第3話 下
お姉ちゃんだ。
絶対に夢だ。こんな都合のいいことが起きるわけがない。
もうこの世にいないお姉ちゃんに謝罪をして、楽になりたいという、自分勝手な私が生み出した幻想だ。
「紗希だ!大きくなったね!」
そう言うお姉ちゃんは、あの日のままの背丈と服装だった。
雨遊びの為の雨具。
もっと、可愛いお洋服が似合う可愛い子なのに。
「あ、仕事しながらのおしゃべりで良い?」
「仕事?」
7歳の子が仕事?
お姉ちゃんは、石を積み上げる。2つ積み上げたところで、変な化け物が現れた。
ゲームとかで見たことがある。小鬼だ。
その小鬼がせっかく積み上げた石を蹴りつけた。
石は飛んでいって、つまらない「カチッ」という音をたてた。
「ちょっと!」
こんな小さな子をイジメて何が楽しいんだ。一言言ってやろうとするが、もう小鬼はいなかった。
お姉ちゃんは気にする様子もなく、石を積む作業に戻る。
また、二つ積み上げる。
すると、再び小鬼が現れて石を蹴って消えた。
「……賽の河原?」
聞いたことがある。
子供は、親より先に死ぬと問答無用で地獄に落ちて、石を積み上げる度に鬼に崩れさせる工程を繰り返すことになると。
「お姉ちゃん、仕事ってこれ?」
「うん!後3時間やるんだ!」
は?
3時間?子供に何の発展性もない工程を3時間やらせるのか?
「9時間経ったからね」
「……」
足し算。
とっくに習った単純な計算をしなくなかった。
そうか。
あの後、お姉ちゃんは地獄に落ちたのか。
気づいたら、小鬼が側にいた。
石を蹴ろうとしている。
私のお姉ちゃんが積み上げた石と心を砕こうとしている。
「やめろぉぉぉぉぉぉぉぉぉぉ!!!」
考えるより先に、身体が動き、小鬼に殴りかかる。
「親より先に死んだだけで、なんでこんなことになるんだ!ふざけるな!ふざけるな!ふざけるな!」
私は、仏教に詳しくない。
日本は無宗教が多い珍しい先進国だ。
だから、深い意味をこの工程に見出せない。
小鬼は意外と弱かった。
鬼と言えど、本気の殺意の人間を簡単に倒せるわけではないらしい。
顔面をひたすら殴る。
殴る。殴る。殴る殴る殴る殴る殴る殴る殴る。
あの日の私を、殴る。
「紗希、いいよ。

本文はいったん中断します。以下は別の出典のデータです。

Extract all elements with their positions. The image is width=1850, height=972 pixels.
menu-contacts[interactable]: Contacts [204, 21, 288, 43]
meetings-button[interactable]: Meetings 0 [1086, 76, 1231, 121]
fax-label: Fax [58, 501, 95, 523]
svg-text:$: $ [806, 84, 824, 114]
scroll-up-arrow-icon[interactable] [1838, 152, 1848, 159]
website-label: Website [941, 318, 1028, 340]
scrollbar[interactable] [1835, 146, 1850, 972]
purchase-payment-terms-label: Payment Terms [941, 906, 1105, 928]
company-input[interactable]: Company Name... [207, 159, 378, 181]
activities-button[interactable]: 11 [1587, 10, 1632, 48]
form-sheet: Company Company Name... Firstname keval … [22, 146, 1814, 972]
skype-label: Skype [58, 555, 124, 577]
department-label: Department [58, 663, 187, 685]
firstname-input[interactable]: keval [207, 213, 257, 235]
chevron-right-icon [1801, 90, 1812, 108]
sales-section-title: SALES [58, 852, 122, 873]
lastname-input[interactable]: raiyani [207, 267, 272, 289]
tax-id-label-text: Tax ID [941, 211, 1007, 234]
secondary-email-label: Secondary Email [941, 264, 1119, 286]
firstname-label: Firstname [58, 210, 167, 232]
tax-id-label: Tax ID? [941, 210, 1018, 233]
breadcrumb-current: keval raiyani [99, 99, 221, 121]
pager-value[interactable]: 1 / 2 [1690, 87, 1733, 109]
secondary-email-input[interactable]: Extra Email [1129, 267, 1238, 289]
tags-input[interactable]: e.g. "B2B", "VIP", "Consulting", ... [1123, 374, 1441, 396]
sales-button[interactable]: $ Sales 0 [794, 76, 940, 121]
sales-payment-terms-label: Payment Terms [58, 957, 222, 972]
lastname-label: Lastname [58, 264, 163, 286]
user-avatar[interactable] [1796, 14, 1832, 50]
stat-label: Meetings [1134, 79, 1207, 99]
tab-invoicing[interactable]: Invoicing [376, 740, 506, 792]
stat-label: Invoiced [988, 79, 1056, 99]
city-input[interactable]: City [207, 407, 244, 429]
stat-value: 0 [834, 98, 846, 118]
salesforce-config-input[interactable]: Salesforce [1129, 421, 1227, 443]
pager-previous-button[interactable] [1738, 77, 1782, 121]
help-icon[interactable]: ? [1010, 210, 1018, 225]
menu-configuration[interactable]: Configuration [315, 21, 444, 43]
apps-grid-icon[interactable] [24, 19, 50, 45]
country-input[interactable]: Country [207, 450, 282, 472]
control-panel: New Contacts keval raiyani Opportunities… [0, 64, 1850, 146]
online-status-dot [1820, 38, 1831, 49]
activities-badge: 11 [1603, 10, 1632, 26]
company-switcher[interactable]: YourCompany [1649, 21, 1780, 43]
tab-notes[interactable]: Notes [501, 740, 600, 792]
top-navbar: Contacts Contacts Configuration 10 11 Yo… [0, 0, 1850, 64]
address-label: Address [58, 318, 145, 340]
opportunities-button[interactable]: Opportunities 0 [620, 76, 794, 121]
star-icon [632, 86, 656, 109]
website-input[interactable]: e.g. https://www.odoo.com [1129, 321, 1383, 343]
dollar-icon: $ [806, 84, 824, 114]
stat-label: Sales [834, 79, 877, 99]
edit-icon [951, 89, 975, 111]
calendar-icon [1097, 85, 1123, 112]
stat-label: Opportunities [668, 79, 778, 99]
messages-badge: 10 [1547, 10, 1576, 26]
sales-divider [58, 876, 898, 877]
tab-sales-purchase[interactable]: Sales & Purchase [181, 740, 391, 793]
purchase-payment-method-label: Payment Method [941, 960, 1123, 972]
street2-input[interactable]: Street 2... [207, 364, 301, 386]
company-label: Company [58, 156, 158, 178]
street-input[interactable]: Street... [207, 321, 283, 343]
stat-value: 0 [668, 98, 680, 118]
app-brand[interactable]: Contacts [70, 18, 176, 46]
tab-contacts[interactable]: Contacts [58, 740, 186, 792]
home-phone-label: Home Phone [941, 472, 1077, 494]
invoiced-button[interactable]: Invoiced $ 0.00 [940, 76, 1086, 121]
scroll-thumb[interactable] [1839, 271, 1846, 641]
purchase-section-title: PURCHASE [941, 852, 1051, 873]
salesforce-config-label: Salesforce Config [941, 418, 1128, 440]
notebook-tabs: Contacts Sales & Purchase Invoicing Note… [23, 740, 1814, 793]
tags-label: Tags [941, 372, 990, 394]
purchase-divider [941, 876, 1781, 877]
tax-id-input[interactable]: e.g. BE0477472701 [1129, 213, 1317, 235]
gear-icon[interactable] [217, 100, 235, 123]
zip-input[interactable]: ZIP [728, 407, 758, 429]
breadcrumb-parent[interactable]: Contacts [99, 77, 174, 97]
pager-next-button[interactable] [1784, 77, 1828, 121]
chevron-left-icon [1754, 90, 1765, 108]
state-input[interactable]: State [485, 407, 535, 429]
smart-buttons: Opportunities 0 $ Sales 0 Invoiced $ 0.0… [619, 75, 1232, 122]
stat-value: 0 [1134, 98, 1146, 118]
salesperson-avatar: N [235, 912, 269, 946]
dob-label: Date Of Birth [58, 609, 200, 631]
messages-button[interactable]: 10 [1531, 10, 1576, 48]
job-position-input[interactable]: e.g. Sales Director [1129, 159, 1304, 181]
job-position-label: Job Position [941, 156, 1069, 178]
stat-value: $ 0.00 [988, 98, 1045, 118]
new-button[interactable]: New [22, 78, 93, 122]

そういうルールなんだよ」
優しい声に我に帰る。
小鬼はすっかりノびている。
何が鬼だ。大したことないな。
「大きくなっても、紗希優しいね。私の為に怒ってくれてありがとうね」
「……あぁぇ」
違うの。
私は、お姉ちゃんにお礼を言ってもらえる人間じゃないの。
「もう、お別れだね」
気づけば、私の身体が消えていく。
直感で分かる。
現世に戻るんだ。
もう、ここで言うしかない。
「お姉ちゃん!!!」
過去一の大声が出る。
「ありがとう!!!」
やっぱり、謝罪をするのは傲慢だ。
謝罪をして救われるのは、いつだって加害者側だ。
たった3文字の言葉を言うだけで救われようなんて、許さない。
私が、許さない。
一生、この罪を抱えて生きていく。
「うん!ありがとうね!」
何もしていない私にお礼を言うお姉ちゃんは、やっぱり可愛かった。
成長したら、すごい美人さんになったに違いない素敵な笑顔を記憶に刻み込んだ。
\
「紗希!起きなさい!今日から新学期でしょ!」
お母さんが声で目が覚める。
きちんと起きて、朝食を食べて歯を磨く。
いつになくテキパキと動く私に、お母さんが関心したように言う。
「今日は調子良さそうじゃない」
「うん」
これからは、2人分の人生を生きるって決めたから。